Facets: AER, amplifiers, effects, philosophy, set-up, @musings info

Weight reduction

As you may have noticed, I stopped drinking the "tube-amp cool aid" about a year ago. I bought a digital modeling processor, sold my tube amps, and didn't look back. That was the first step on the road to reducing the mass of gear I have to lug.

My old rig (guitar in hardshell case, Vibro-King, guitar, small pedalboard, small gig bag and a luggage cart to carry all that) tipped the scale at about 110 pounds. The luggage cart made the load just barely tolerable; steps, curbs, and uneven ground were still challenging.

The digital rig (same guitar, GT-8, stereo DI, and gig bag) weighs just 40 pounds. Half of that is the guitar in its hardshell case. When I play at venues where I can rely on the house sound system, I can walk in with my guitar in hand and the gig bag over my shoulder.

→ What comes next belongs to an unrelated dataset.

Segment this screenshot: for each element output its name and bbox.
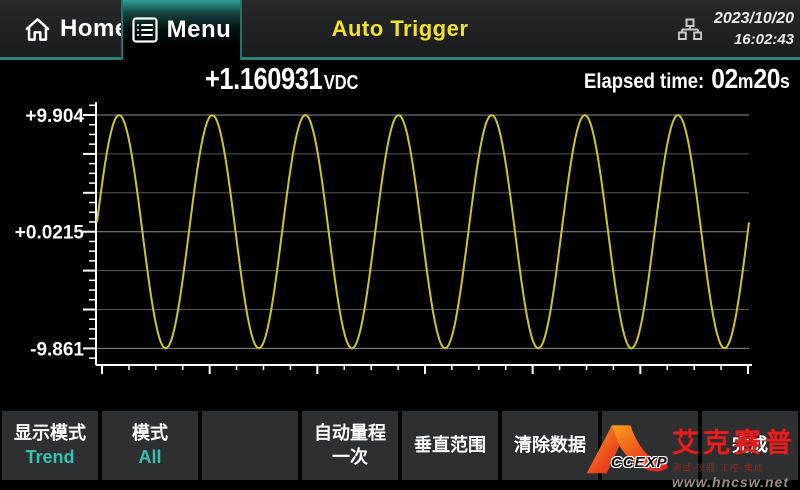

When I've had to provide my own amplification, I've had a selection of small powered speakers to pair with the GT-8. That powered speaker added 30 to 35 pounds to my rig and made it more difficult to carry in one trip. What I really needed is a 20-pound amp with effects.

Of course a 20-pound weight limit rules out any tube amp of more than 5 watts. A low-powered tube amp may be sufficient for playing single-note lines or distorted chords in a mic'd venue, but has limited headroom and low end. It was clear that I'd have to stay with a solid-state amp for the power to weight ratio.

My first "hand-carry" amp was a Roland Cube-30X. With its amp models and built-in effects, this is a good amp for rock. It'll hang with a disciplined drummer and could be used in a mic'd venue. On the downside, the low-end response and effects quality are not suited for solo guitar gigs.

To cover the needs of solo guitar performances I bought an AER Compact 60. This is an acoustic instrument amplifier with built-in effects. The frequency response and effects quality are far superior to the Cube-30X (should be, for the price); the amp comes with a carrying case with pouches (good substitute for a gig bag for the essentials) and a shoulder strap.

Now I can walk into any gig with just 40 pounds of gear. That's down from 110 pounds just over a year ago - a significant weight reduction.